We use accessible behavioural frameworks, practical examples, and facilitated problem-solving to move from broad ambition to clearer design choices. - Mentoring and coaching
For teams that want to build capability over time, I can work alongside product leads, founders, innovation teams, or internal champions as a thinking partner.
This often fits naturally with our Fractional CGO work, where the focus is long-term judgement rather than one-off inspiration. - Leadership briefings
Senior teams sometimes need a clear, grounded view of what gamification and behavioural design can — and cannot — do.

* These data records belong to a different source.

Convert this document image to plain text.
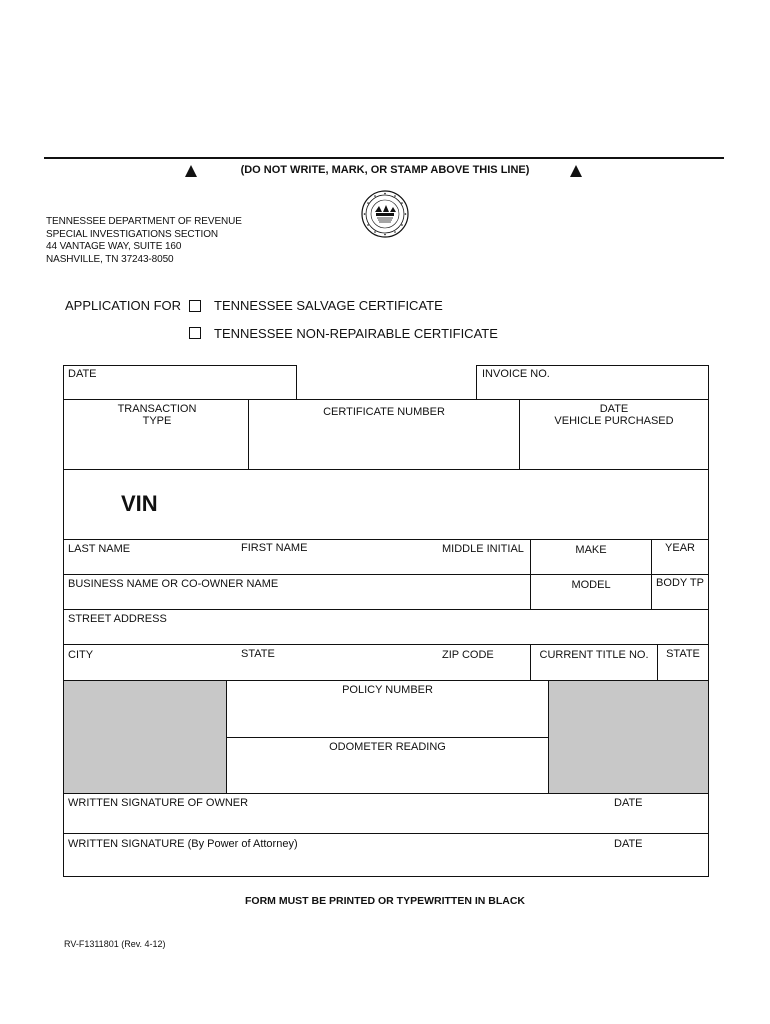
(DO NOT WRITE, MARK, OR STAMP ABOVE THIS LINE)
TENNESSEE DEPARTMENT OF REVENUE
SPECIAL INVESTIGATIONS SECTION
44 VANTAGE WAY, SUITE 160
NASHVILLE, TN 37243-8050
APPLICATION FOR	TENNESSEE SALVAGE CERTIFICATE
TENNESSEE NON-REPAIRABLE CERTIFICATE
DATE	INVOICE NO.
TRANSACTION
TYPE
CERTIFICATE NUMBER	DATE
VEHICLE PURCHASED
VIN
LAST NAME	FIRST NAME	MIDDLE INITIAL	MAKE	YEAR
BUSINESS NAME OR CO-OWNER NAME	MODEL	BODY TP
STREET ADDRESS
CITY	STATE	ZIP CODE	CURRENT TITLE NO.	STATE
POLICY NUMBER
ODOMETER READING
WRITTEN SIGNATURE OF OWNER	DATE
WRITTEN SIGNATURE (By Power of Attorney)	DATE
FORM MUST BE PRINTED OR TYPEWRITTEN IN BLACK
RV-F1311801 (Rev. 4-12)
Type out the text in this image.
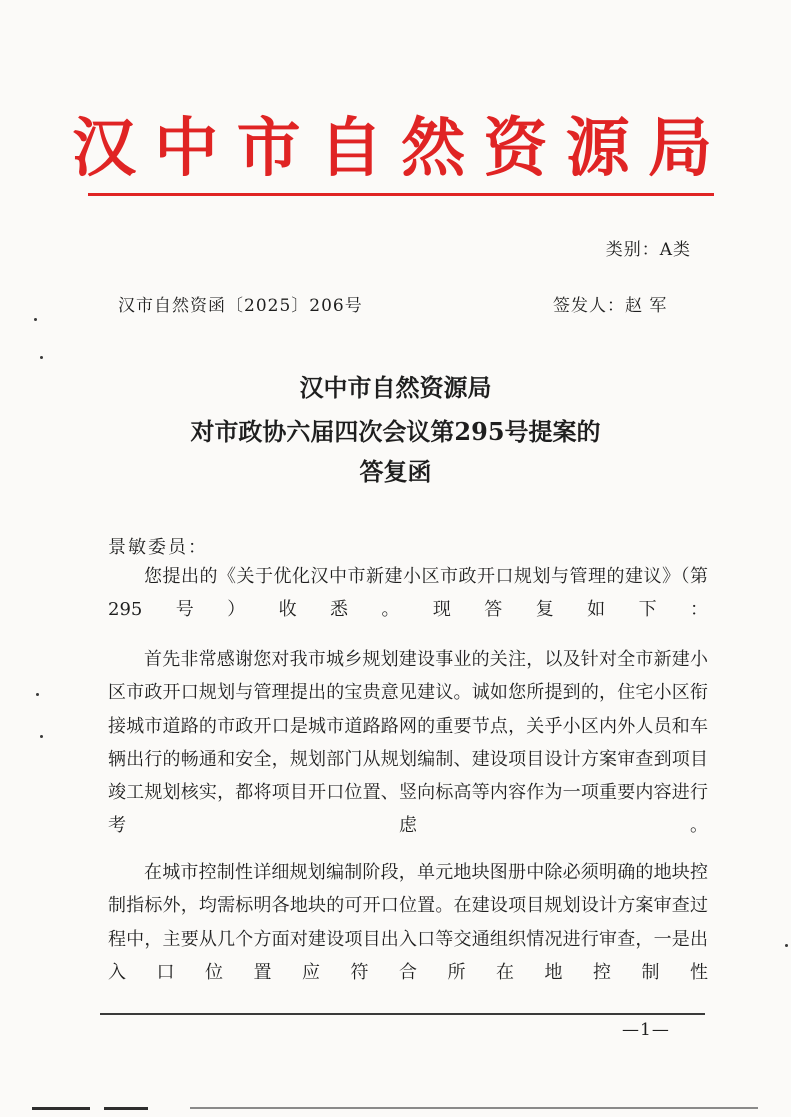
汉 中 市 自 然 资 源 局
类别：A类
汉市自然资函〔2025〕206号	签发人：赵 军
汉中市自然资源局
对市政协六届四次会议第295号提案的
答复函
景敏委员：
您提出的《关于优化汉中市新建小区市政开口规划与管理的建议》（第295号）收悉。现答复如下：
首先非常感谢您对我市城乡规划建设事业的关注，以及针对全市新建小区市政开口规划与管理提出的宝贵意见建议。诚如您所提到的，住宅小区衔接城市道路的市政开口是城市道路路网的重要节点，关乎小区内外人员和车辆出行的畅通和安全，规划部门从规划编制、建设项目设计方案审查到项目竣工规划核实，都将项目开口位置、竖向标高等内容作为一项重要内容进行考虑。
在城市控制性详细规划编制阶段，单元地块图册中除必须明确的地块控制指标外，均需标明各地块的可开口位置。在建设项目规划设计方案审查过程中，主要从几个方面对建设项目出入口等交通组织情况进行审查，一是出入口位置应符合所在地控制性
—1—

These sessions help leaders understand how to use engagement strategy responsibly, especially when the stakes involve healthier people, stronger participation, or more resilient systems.
Who is it for
This training is particularly useful for:
- Health-tech and wellbeing teams designing for sustained behaviour change
- Sustainability-led organisations trying to turn ambition into participation
- Product and innovation teams that want a stronger behavioural foundation for engagement
- Leaders who need to make better strategic decisions around motivation, community, and long-term value
If your team is dealing with a challenge where human behaviour is the hard part, this is usually the right place to start.
Let's have a conversation
If you want to build internal capability around gamification strategy and behavioural design, I would be glad to explore what that training could look like for you.
Here is some feedback from attendees of one of our one day in-house trainings on gamification:
Is there anything you learned that you feel you can implement straight away?
- Yes, specific processes can be gamified.
- Inspiration to take action.
- Introducing more games into our process.
- Making my presentation more interactive.
- Making our selection process on an assessment day more fun.
- Several things - mentoring/ making the process more fun.
- I think we can use games straight away.
- Rework our intranet
- Yes, too many ideas to list here!
- Making certain training more fun.
What were the best features of the course?
- Interactive group work
- Good ideas from other companies
- Interactivity and use of videos
- Interactive, games, variety of free online games
- Interactive videos
- Being interactive with everyone in the room
- Being able to play games in a team
- Interaction between teams
- Different theories and game ideas for induction process
- Learning something new. It was a fun day.
- Variety, detailed but keeps moving.
- Simple ideas related to the business world.
- The variety + made aware of how many areas can benefit from gamification
Do you have any other comments?
- Enjoyable, fun day. Thank you.
- Trainer was v. engaging.
- A day well spent.
- The course tutor was very interesting.
- Thanks for your time!
- Great day. Lots of fantastic ideas all very practical.